De pizzaïolo à dirigeant
Autodidacte, son premier métier a été pizzaïolo. En 1988, il se met à son compte dans la téléphonie. Il travaille alors sur la centrale nucléaire de Cattenom dont la construction touche à sa fin. Très rapidement, EDF lui fait des appels du pied et lui propose de l'embaucher. Définitivement indépendant, Didier Ossemond refuse. «J'ai toujours eu du mal à rentrer dans le moule. La décision pour le jeune chef d'entreprise que j'étais alors n'a pas été facile à prendre mais je ne voulais pas d'une carrière toute dessinée», explique-t-il. En 2002 pourtant tout capote. Sotelec, un nom qu'il ne veut plus prononcer, celui de son entreprise spécialisée dans la téléphonie, dépose le bilan. Un coup dur pour ce battant. Sa carrière prend alors un virage. Il décide de concentrer ses forces sur l'AEIM industries, société de maintenance électronique et électrique dans l'industrie, qu'il pilotait déjà. Et la rachète complètement en 2007. «J'ai connu des années difficiles comme tous les chefs d'entreprise mais d'un mal j'ai toujours réussi à en sortir du bien.» Aujourd'hui, il partage son emploi du temps professionnel entre l'AEIM industries, le Gim'Est, dont il est le président depuis 2005, et les autres entreprises du groupe dont il est actionnaire. «Mon vrai métier, c'est gérant d'entreprise. On peut piloter ce que l'on ne sait pas faire en prenant soin de bien s'entourer. Seul, on n'est rien. C'est ensemble que l'on avance. Le collectif, c'est tout.» Une attitude sans doute héritée de l'époque où il jouait au rugby au poste de demi d'ouverture et qu'il continue à entretenir au sein de son équipe à l'AEIM industries. L'esprit du rugby que l'on retrouve encore dans ses deux mots d'ordre dans la vie: anticiper et se fendre la gueule, dixit l'intéressé. «Il faut prendre au moins 50% de plaisir dans ce que l'on fait. Sinon, il faut arrêter et passer à autre chose.» Le parler est franc et direct. «Parce que je ne sais pas faire autrement pour m'exprimeret parce que les choses vont tellement plus vite ainsi», se dédouane-t-il.
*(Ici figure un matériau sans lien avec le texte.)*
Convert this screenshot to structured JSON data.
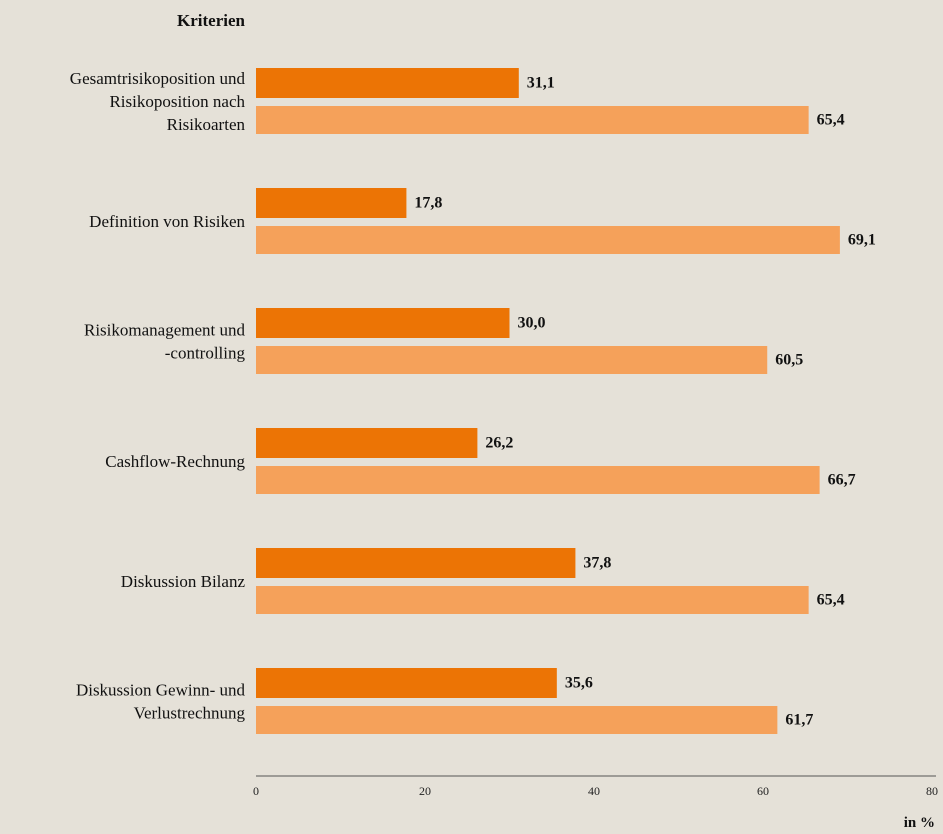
{
  "chart_data": {
    "type": "grouped_hbar",
    "title": "Kriterien",
    "x_label": "in %",
    "categories": [
      "Gesamtrisikoposition und\nRisikoposition nach\nRisikoarten",
      "Definition von Risiken",
      "Risikomanagement und\n-controlling",
      "Cashflow-Rechnung",
      "Diskussion Bilanz",
      "Diskussion Gewinn- und\nVerlustrechnung"
    ],
    "series": [
      {
        "color": "#ec7405",
        "values": [
          31.1,
          17.8,
          30.0,
          26.2,
          37.8,
          35.6
        ],
        "value_labels": [
          "31,1",
          "17,8",
          "30,0",
          "26,2",
          "37,8",
          "35,6"
        ]
      },
      {
        "color": "#f5a15a",
        "values": [
          65.4,
          69.1,
          60.5,
          66.7,
          65.4,
          61.7
        ],
        "value_labels": [
          "65,4",
          "69,1",
          "60,5",
          "66,7",
          "65,4",
          "61,7"
        ]
      }
    ],
    "xlim": [
      0,
      80
    ],
    "xticks": [
      0,
      20,
      40,
      60,
      80
    ]
  }
}
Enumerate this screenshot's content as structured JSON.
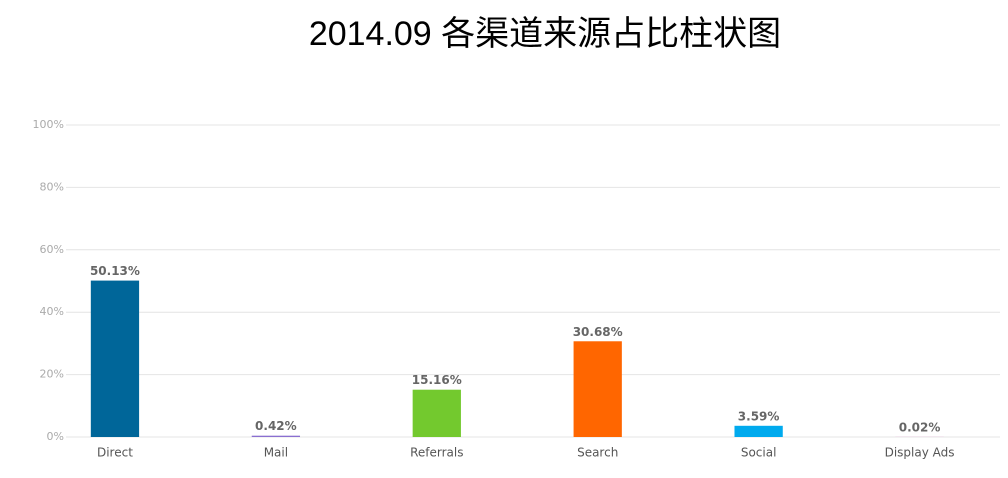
{
  "chart_data": {
    "type": "bar",
    "title": "2014.09 各渠道来源占比柱状图",
    "categories": [
      "Direct",
      "Mail",
      "Referrals",
      "Search",
      "Social",
      "Display Ads"
    ],
    "values": [
      50.13,
      0.42,
      15.16,
      30.68,
      3.59,
      0.02
    ],
    "value_labels": [
      "50.13%",
      "0.42%",
      "15.16%",
      "30.68%",
      "3.59%",
      "0.02%"
    ],
    "colors": [
      "#006699",
      "#8a6fd0",
      "#73c92e",
      "#ff6600",
      "#00aaee",
      "#e23fbf"
    ],
    "ylim": [
      0,
      100
    ],
    "yticks": [
      {
        "value": 0,
        "label": "0%"
      },
      {
        "value": 20,
        "label": "20%"
      },
      {
        "value": 40,
        "label": "40%"
      },
      {
        "value": 60,
        "label": "60%"
      },
      {
        "value": 80,
        "label": "80%"
      },
      {
        "value": 100,
        "label": "100%"
      }
    ],
    "grid": true
  }
}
Ses qualités: sa faculté à prendre du recul sur lui-même et à reconnaître ses erreurs. «Son franc-parler aussi, ajoute Édouard Colnot qui collabore avec lui dans le cadre du Gim'Est. Si cela surprend, au moins on sait où l'on va. Il n'y a pas de faux-semblant».Un de ses défauts, l'impatience. «Didier est un homme pressé même s'il trouve toujours du temps quand il le faut», précise Édouard Colnot.
Avoir des petits-enfants
Ses regrets: les licenciements à la fin de Sotelec. Ne pas avoir été plus présent pour ses enfants quand ils étaient plus jeunes. «Depuis mon divorce, j'essaie de rattraper le temps perdu et je suis devenu papa-poule. J'ai besoin d'être plus présent pour eux et je m'en suis beaucoup rapproché. Je veux les aider tant que je suis encore là. Sans les pourrir. L'important, c'est qu'ils sachent ce qu'ils veulent et qu'ils ne se laissent pas porter.» Ses rêves: «Avoir des petits-enfants et en profiter tant que j'ai la pêche. Ça me fait peur mais l'idée me remplit de joie. J'aimerais aussi me perfectionner en cuisine et partager avec les autres mon expérience. Jouer un rôle de conseil. Rendre ce que j'ai appris.».
Connu pour son franc-parler, Didier Ossemond, gérant de l'AEIM industries, société de maintenance électrique et électronique, préside depuis 2005 le Gim'Est groupant les entreprises prestataires sur les centrales nucléaires de Cattenom, Chooz et Fessenheim.